JHPI’s 1-year price performance lags the other ETFs I follow, but their Forward Yield is higher by the same amount. (I tend to see these ETFs as interchangeable more influenced by interest rates than clever stock picking. )
Just my opinion. DYODD. No position in JHPI.
Bear this piqued my interest hearing a well known name but when I researched JH it came up as a subsidiary of the Canadian company MFC not sure for the dividend it pays it’s something I would be interested in.

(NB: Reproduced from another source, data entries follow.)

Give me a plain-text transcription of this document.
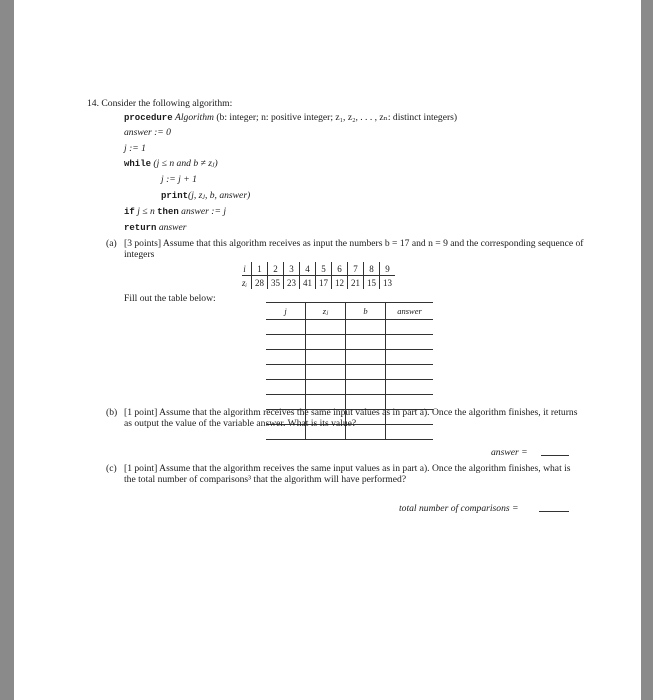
14. Consider the following algorithm:
procedure Algorithm (b: integer; n: positive integer; z₁, z₂, . . . , zₙ: distinct integers)
answer := 0
j := 1
while (j ≤ n and b ≠ zⱼ)
j := j + 1
print(j, zⱼ, b, answer)
if j ≤ n then answer := j
return answer
(a) [3 points] Assume that this algorithm receives as input the numbers b = 17 and n = 9 and the corresponding sequence of integers
i	1	2	3	4	5	6	7	8	9
zᵢ	28	35	23	41	17	12	21	15	13
Fill out the table below:
j	zⱼ	b	answer

(b) [1 point] Assume that the algorithm receives the same input values as in part a). Once the algorithm finishes, it returns as output the value of the variable answer. What is its value?
answer =
(c) [1 point] Assume that the algorithm receives the same input values as in part a). Once the algorithm finishes, what is the total number of comparisons³ that the algorithm will have performed?
total number of comparisons =
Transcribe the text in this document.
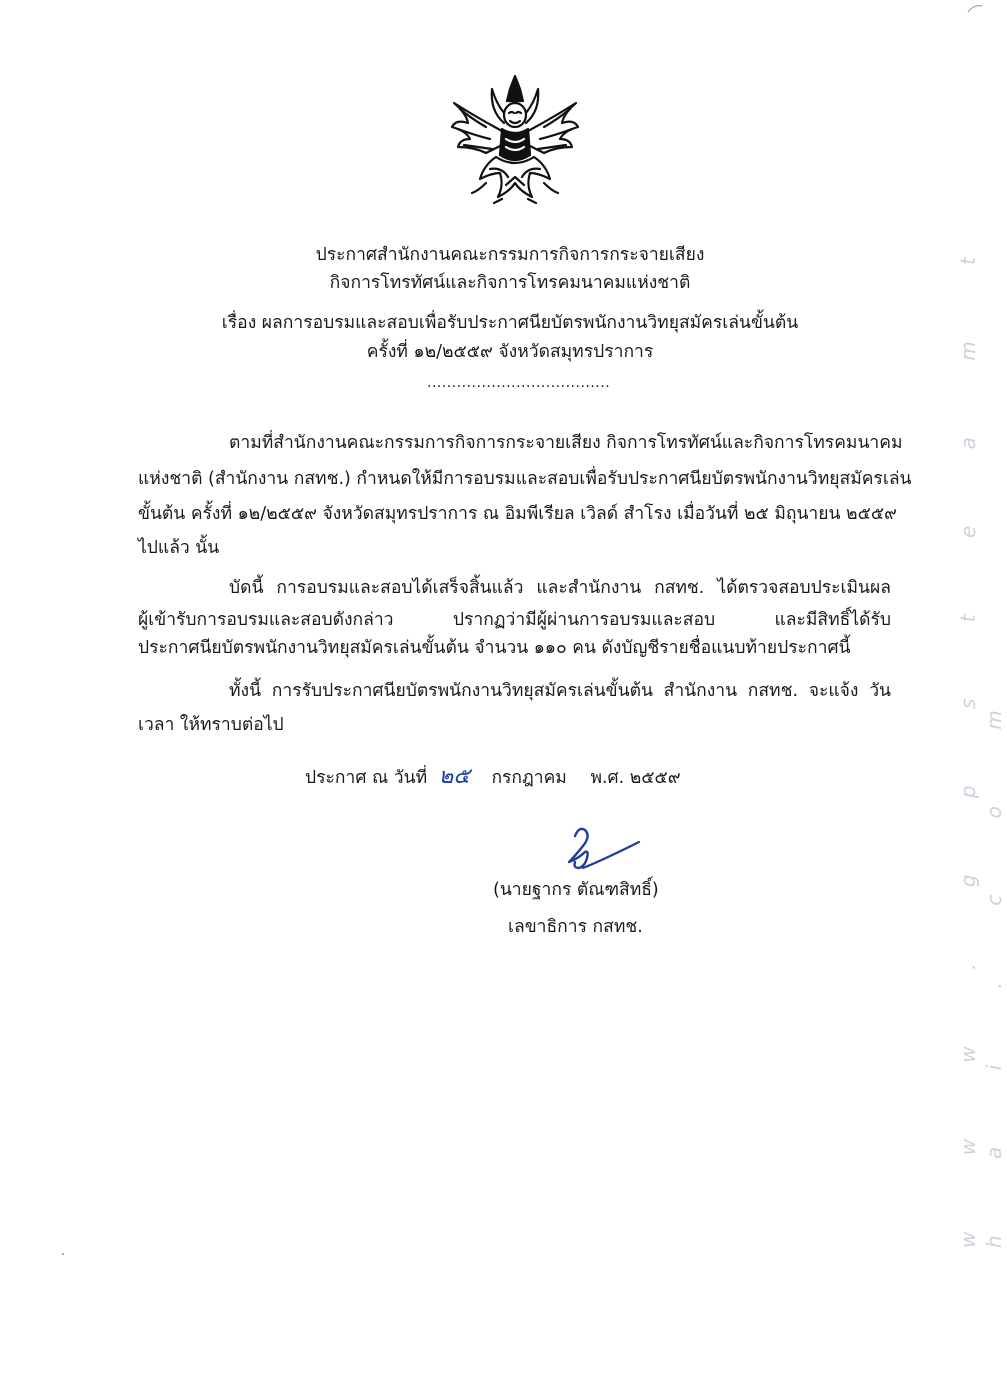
ประกาศสำนักงานคณะกรรมการกิจการกระจายเสียง
กิจการโทรทัศน์และกิจการโทรคมนาคมแห่งชาติ
เรื่อง ผลการอบรมและสอบเพื่อรับประกาศนียบัตรพนักงานวิทยุสมัครเล่นขั้นต้น
ครั้งที่ ๑๒/๒๕๕๙ จังหวัดสมุทรปราการ
.....................................
ตามที่สำนักงานคณะกรรมการกิจการกระจายเสียง กิจการโทรทัศน์และกิจการโทรคมนาคม
แห่งชาติ (สำนักงาน กสทช.) กำหนดให้มีการอบรมและสอบเพื่อรับประกาศนียบัตรพนักงานวิทยุสมัครเล่น
ขั้นต้น ครั้งที่ ๑๒/๒๕๕๙ จังหวัดสมุทรปราการ ณ อิมพีเรียล เวิลด์ สำโรง เมื่อวันที่ ๒๕ มิถุนายน ๒๕๕๙
ไปแล้ว นั้น
บัดนี้ การอบรมและสอบได้เสร็จสิ้นแล้ว และสำนักงาน กสทช. ได้ตรวจสอบประเมินผล
ผู้เข้ารับการอบรมและสอบดังกล่าว ปรากฏว่ามีผู้ผ่านการอบรมและสอบ และมีสิทธิ์ได้รับ
ประกาศนียบัตรพนักงานวิทยุสมัครเล่นขั้นต้น จำนวน ๑๑๐ คน ดังบัญชีรายชื่อแนบท้ายประกาศนี้
ทั้งนี้ การรับประกาศนียบัตรพนักงานวิทยุสมัครเล่นขั้นต้น สำนักงาน กสทช. จะแจ้ง วัน
เวลา ให้ทราบต่อไป
ประกาศ ณ วันที่ ๒๕ กรกฎาคม พ.ศ. ๒๕๕๙
(นายฐากร ตัณฑสิทธิ์)
เลขาธิการ กสทช.	w w w . g p s t e a m t h a i . c o m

I haven’t researched the tax status of dividends for JHPI but John Hancock is the US subsidiary of Manulife, which is a Canadian insurance company. So I do not believe that the JHPI ETF’s dividends are subject to the Canadian withholding taxes, but I haven’t checked. (I was more interested in their strategy and largest holdings.) In any event there are other preferred ETFs out there and lots of other things to look at since rates have gone up.
Thanks Bear
The best reason I have heard for raising rates now or in December is that 2023 will be the Fed’s last chance to raise rates absent a major surge in inflation. An increase in rates in 2024 would be politically inconvenient. If inflation improves, the increase could be reversed in March.
Increases in cost of goods is still happening although my soup can observation is balancing on the fence.
I am still raising prices here and there as I was behind the herd when everyone else was raising theirs. I was more interested in keeping and gaining customers. The customers are not complaining, and I haven’t had any feedback that competitors are dropping prices. Soup in the grocery aisle is still high priced but I keep looking for sales and seeing a few.
The report by Cobank shows there is high costs and low margins in the Ag sector. I was hoping the price of alfalfa pellets and C.O.B would be coming down but I see high costs may still be with us for a while.
I think it is wise to understand which Fed ‘yakkers’ are voting members and which are not.